Expected effects of subarachnoid hemorrhage on autoregulation. Altered vascular reactivity in subarachnoid hemorrhage (SAH) can have three hypothetical effects on cerebral autoregulation. Note that in this figure, cerebral autoregulation is plotted as the relationship between cerebral blood flow (CBF) and cerebral perfusion pressure (i.e., the difference between mean arterial pressure and intracranial pressure): this was done because intracranial pressure varies in SAH patients, thereby adding a variable to consider when relating CBF to mean arterial pressure in this pathological setting. The autoregulation curve in black represents the normal, non-pathological situation, while the red and yellow lines represent altered autoregulation. In (A), augmented myogenic reactivity (i.e., microvascular constriction) reduces perfusion, shifts the upper limit of autoregulation leftward and narrows the autoregulatory range. In severe cases, cerebral blood flow drops below the critical perfusion limit. In (B), upstream large artery constriction (i.e., angiographic vasospasm) reduces the perfusion pressure entering the microcirculation. This stimulates a right-ward shift in the autoregulatory curve, but perfusion deficits do not occur until the new lower limit is reached.

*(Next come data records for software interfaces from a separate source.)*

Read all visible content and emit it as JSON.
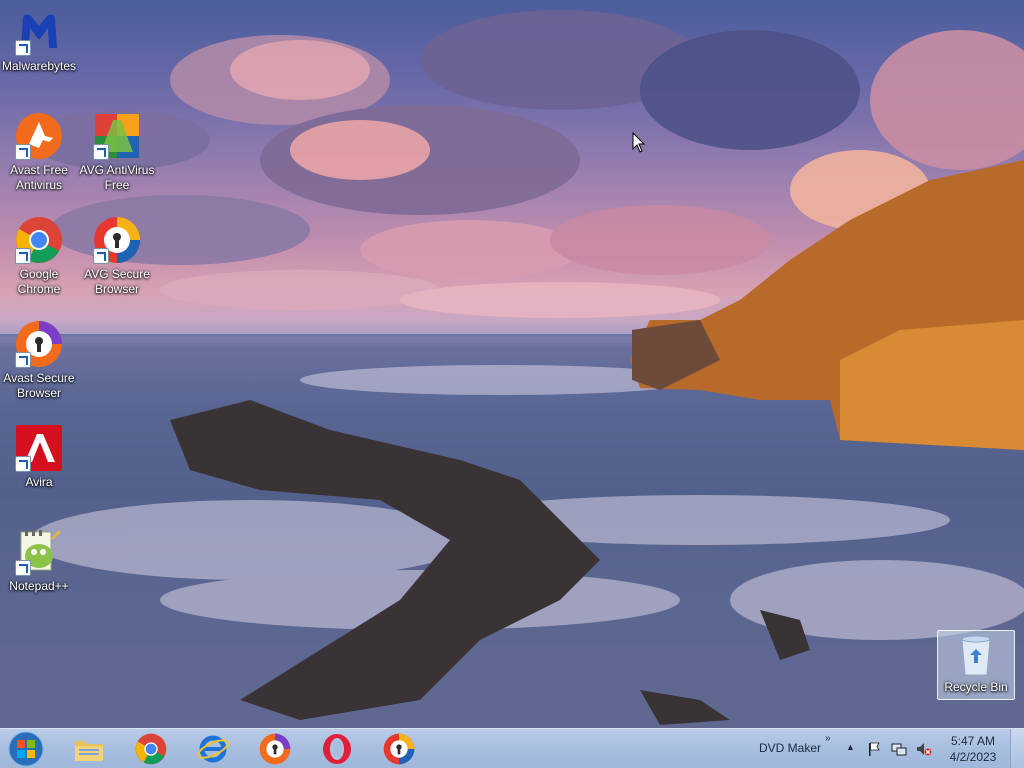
{
  "desktop": {
    "icons": [
      {
        "label": "Malwarebytes",
        "icon": "malwarebytes-icon"
      },
      {
        "label": "Avast Free Antivirus",
        "icon": "avast-icon"
      },
      {
        "label": "AVG AntiVirus Free",
        "icon": "avg-icon"
      },
      {
        "label": "Google Chrome",
        "icon": "chrome-icon"
      },
      {
        "label": "AVG Secure Browser",
        "icon": "avg-secure-browser-icon"
      },
      {
        "label": "Avast Secure Browser",
        "icon": "avast-secure-browser-icon"
      },
      {
        "label": "Avira",
        "icon": "avira-icon"
      },
      {
        "label": "Notepad++",
        "icon": "notepadpp-icon"
      },
      {
        "label": "Recycle Bin",
        "icon": "recycle-bin-icon"
      }
    ]
  },
  "taskbar": {
    "start": {
      "icon": "windows-start-icon"
    },
    "pinned": [
      {
        "name": "file-explorer",
        "icon": "folder-icon"
      },
      {
        "name": "google-chrome",
        "icon": "chrome-icon"
      },
      {
        "name": "internet-explorer",
        "icon": "ie-icon"
      },
      {
        "name": "avast-secure-browser",
        "icon": "avast-secure-browser-icon"
      },
      {
        "name": "opera",
        "icon": "opera-icon"
      },
      {
        "name": "avg-secure-browser",
        "icon": "avg-secure-browser-icon"
      }
    ],
    "tray": {
      "app_label": "DVD Maker",
      "chevron": "»",
      "show_hidden": "▲",
      "icons": [
        "flag-icon",
        "network-icon",
        "volume-muted-icon"
      ]
    },
    "clock": {
      "time": "5:47 AM",
      "date": "4/2/2023"
    }
  },
  "colors": {
    "taskbar": "#a7bedf",
    "chrome_red": "#db4437",
    "chrome_green": "#0f9d58",
    "chrome_yellow": "#f4b400",
    "chrome_blue": "#4285f4",
    "avast_orange": "#f26b1d",
    "avira_red": "#d50f1f",
    "opera_red": "#e0203a"
  }
}
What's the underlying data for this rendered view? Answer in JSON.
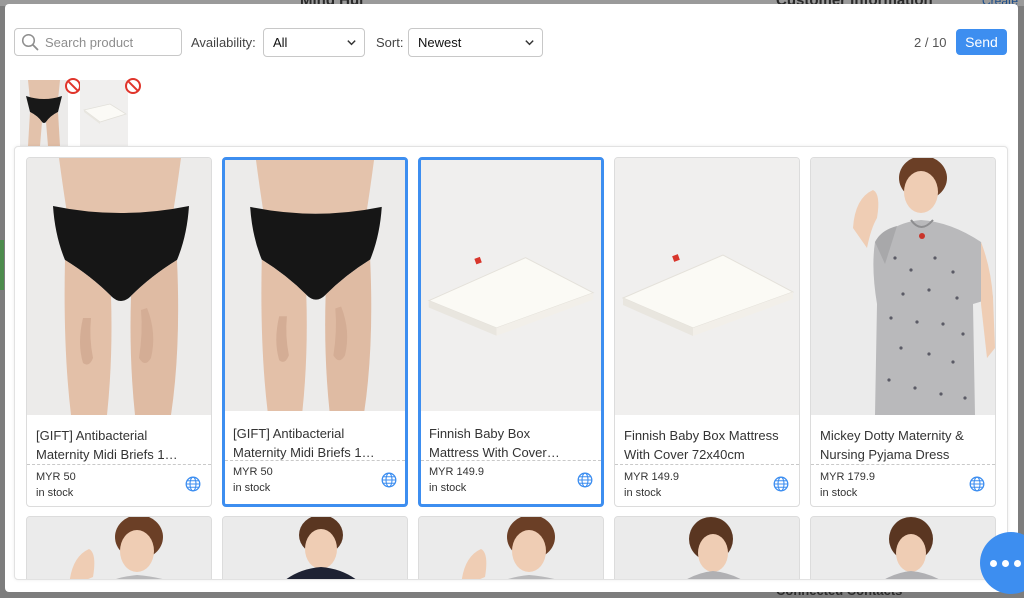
{
  "background": {
    "left_title": "Ming Hui",
    "right_title": "Customer Information",
    "right_link": "Create",
    "bottom_text": "Connected Contacts"
  },
  "toolbar": {
    "search_placeholder": "Search product",
    "availability_label": "Availability:",
    "availability_value": "All",
    "sort_label": "Sort:",
    "sort_value": "Newest",
    "pager": "2 / 10",
    "send_label": "Send"
  },
  "selected_thumbnails": [
    {
      "icon": "remove-icon",
      "product": "briefs"
    },
    {
      "icon": "remove-icon",
      "product": "mattress"
    }
  ],
  "products": [
    {
      "name_line1": "[GIFT] Antibacterial",
      "name_line2": "Maternity Midi Briefs 1…",
      "price": "MYR 50",
      "stock": "in stock",
      "selected": false,
      "image": "briefs"
    },
    {
      "name_line1": "[GIFT] Antibacterial",
      "name_line2": "Maternity Midi Briefs 1…",
      "price": "MYR 50",
      "stock": "in stock",
      "selected": true,
      "image": "briefs"
    },
    {
      "name_line1": "Finnish Baby Box",
      "name_line2": "Mattress With Cover…",
      "price": "MYR 149.9",
      "stock": "in stock",
      "selected": true,
      "image": "mattress"
    },
    {
      "name_line1": "Finnish Baby Box Mattress",
      "name_line2": "With Cover 72x40cm",
      "price": "MYR 149.9",
      "stock": "in stock",
      "selected": false,
      "image": "mattress"
    },
    {
      "name_line1": "Mickey Dotty Maternity &",
      "name_line2": "Nursing Pyjama Dress",
      "price": "MYR 179.9",
      "stock": "in stock",
      "selected": false,
      "image": "dress"
    }
  ],
  "colors": {
    "accent": "#3d8ef0",
    "remove": "#e0352b",
    "globe": "#3d8ef0"
  }
}
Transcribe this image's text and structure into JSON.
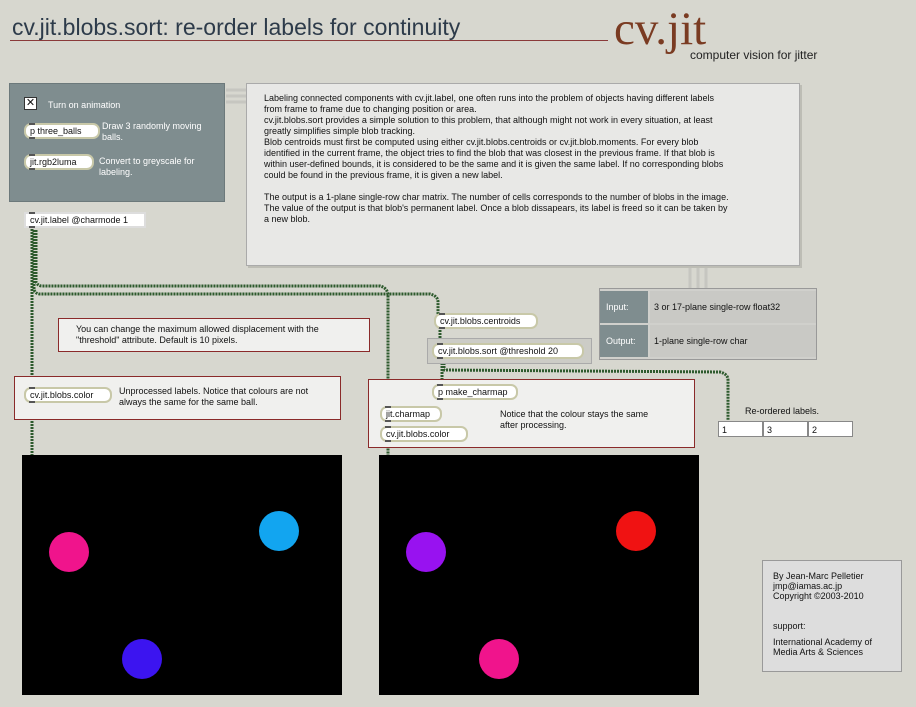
{
  "header": {
    "title": "cv.jit.blobs.sort: re-order labels for continuity",
    "logo": "cv.jit",
    "logo_sub": "computer vision for jitter"
  },
  "control_panel": {
    "toggle_label": "Turn on animation",
    "toggle_checked": true,
    "obj_balls": "p three_balls",
    "obj_balls_desc": "Draw 3 randomly moving balls.",
    "obj_luma": "jit.rgb2luma",
    "obj_luma_desc": "Convert to greyscale for labeling."
  },
  "description": {
    "p1": "Labeling connected components with cv.jit.label, one often runs into the problem of objects having different labels from frame to frame due to changing position or area.",
    "p2": "cv.jit.blobs.sort provides a simple solution to this problem, that although might not work in every situation, at least greatly simplifies simple blob tracking.",
    "p3": "Blob centroids must first be computed using either cv.jit.blobs.centroids or cv.jit.blob.moments. For every blob identified in the current frame, the object tries to find the blob that was closest in the previous frame. If that blob is within user-defined bounds, it is considered to be the same and it is given the same label. If no corresponding blobs could be found in the previous frame, it is given a new label.",
    "p4": "The output is a 1-plane single-row char matrix. The number of cells corresponds to the number of blobs in the image. The value of the output is that blob's permanent label. Once a blob dissapears, its label is freed so it can be taken by a new blob."
  },
  "io": {
    "input_label": "Input:",
    "input_value": "3 or 17-plane single-row float32",
    "output_label": "Output:",
    "output_value": "1-plane single-row char"
  },
  "patch": {
    "label_obj": "cv.jit.label @charmode 1",
    "threshold_note": "You can change the maximum allowed displacement with the \"threshold\" attribute. Default is 10 pixels.",
    "color_obj_left": "cv.jit.blobs.color",
    "unprocessed_note": "Unprocessed labels. Notice that colours are not always the same for the same ball.",
    "centroids_obj": "cv.jit.blobs.centroids",
    "sort_obj": "cv.jit.blobs.sort @threshold 20",
    "charmap_p_obj": "p make_charmap",
    "charmap_obj": "jit.charmap",
    "color_obj_right": "cv.jit.blobs.color",
    "processed_note": "Notice that the colour stays the same after processing.",
    "reordered_label": "Re-ordered labels.",
    "reordered_values": [
      "1",
      "3",
      "2"
    ]
  },
  "screens": {
    "left_balls": [
      {
        "color": "#f0148c"
      },
      {
        "color": "#12a5f0"
      },
      {
        "color": "#3c14f0"
      }
    ],
    "right_balls": [
      {
        "color": "#9812f0"
      },
      {
        "color": "#f01212"
      },
      {
        "color": "#f0148c"
      }
    ]
  },
  "credits": {
    "line1": "By Jean-Marc Pelletier",
    "line2": "jmp@iamas.ac.jp",
    "line3": "Copyright ©2003-2010",
    "support": "support:",
    "org1": "International Academy of",
    "org2": "Media Arts & Sciences"
  }
}
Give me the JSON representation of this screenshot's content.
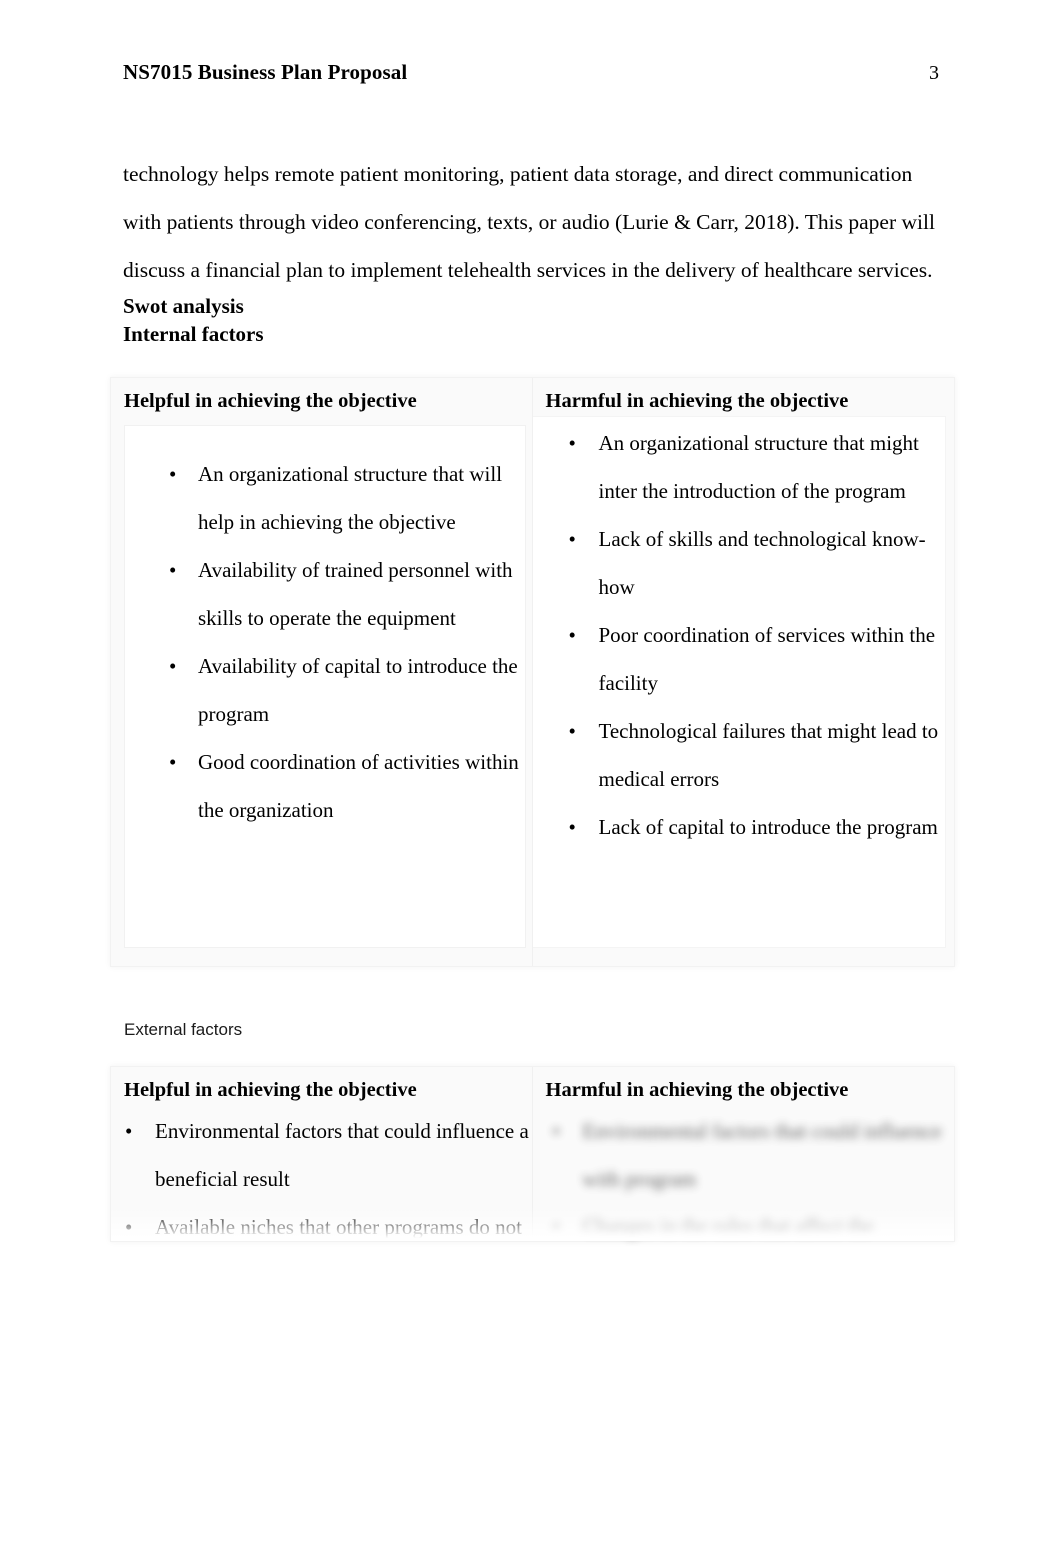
{
  "header": {
    "title": "NS7015 Business Plan Proposal",
    "page_number": "3"
  },
  "body": {
    "paragraph": "technology helps remote patient monitoring, patient data storage, and direct communication with patients through video conferencing, texts, or audio (Lurie & Carr, 2018). This paper will discuss a financial plan to implement telehealth services in the delivery of healthcare services."
  },
  "headings": {
    "swot_analysis": "Swot analysis",
    "internal_factors": "Internal factors",
    "external_factors": "External factors"
  },
  "internal_table": {
    "helpful": {
      "title": "Helpful in achieving the objective",
      "items": [
        "An organizational structure that will help in achieving the objective",
        "Availability of trained personnel with skills to operate the equipment",
        "Availability of capital to introduce the program",
        "Good coordination of activities within the organization"
      ]
    },
    "harmful": {
      "title": "Harmful in achieving the objective",
      "items": [
        "An organizational structure that might inter the introduction of the program",
        "Lack of skills and technological know-how",
        "Poor coordination of services within the facility",
        "Technological failures that might lead to medical errors",
        "Lack of capital to introduce the program"
      ]
    }
  },
  "external_table": {
    "helpful": {
      "title": "Helpful in achieving the objective",
      "items": [
        "Environmental factors that could influence a beneficial result",
        "Available niches that other programs do not"
      ]
    },
    "harmful": {
      "title": "Harmful in achieving the objective",
      "items": [
        "Environmental factors that could influence with program",
        "Changes in the rules that affect the"
      ]
    }
  }
}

In (C), both microvascular and larger artery constriction occur, creating a hybrid of (A) and (B).

Figure 3

Molecular mechanisms augmenting microvascular constriction in subarachnoid hemorrhage and potential interventions. A mechanosensitive complex initiates myogenic vasoconstriction via membrane potential depolarization: this leads to calcium entry via opening of voltage-gated calcium channels; voltage gated potassium channels also open, leading to hyperpolarizing potassium efflux that limits the extent of depolarization (negative feedback). Intracellular calcium activates calmodulin (CAM), myosin light chain kinase (MLCK) and the contraction apparatus. In addition, calcium entry and depolarization lead to the activation of sphingosine kinase 1 (Sphk1), which synthesizes and releases sphingosine-1-phosphate (S1P) into the extracellular compartment. Extracellular S1P activates the S1P2 receptor subtype (S1P₂R), thereby activating the Rho-associated protein kinase (ROCK) signaling pathway. ROCK signaling inhibits myosin light chain phosphatase (MLCP), which enhances MLCK's activation of the contractile apparatus. Extracellular S1P is sequestered from S1P₂R by the cystic fibrosis transmembrane conductance regulator (CFTR), which transports S1P across the plasma membrane for degradation. In subarachnoid hemorrhage (SAH), potassium channels are down-regulated, leading to enhanced depolarization through disinhibition. SAH also stimulates inflammatory tumor necrosis factor signaling, which down-regulates CFTR expression and enhances the activation of Sphk1. This increases pro-constrictive S1P / S1P₂R / ROCK signaling, which enhances constriction via the inhibition of MLCP. Therapeutics targeting these pathological processes include: (i) intra-arterially-delivered nimodipine (calcium channel blocker; limits calcium entry), (ii) retigabine (potassium channel activator; reduces depolarization), (iii) etanercept (inhibits TNF signaling; reduces S1P synthesis and increases S1P degradation), (iv) lumacaftor (increases CFTR expression; increases S1P degradation), (v) fingolimod (stimulates S1P receptor internalization; inhibits ROCK activation), and (vi) fasudil (ROCK inhibitor; limits inhibition of MLCP).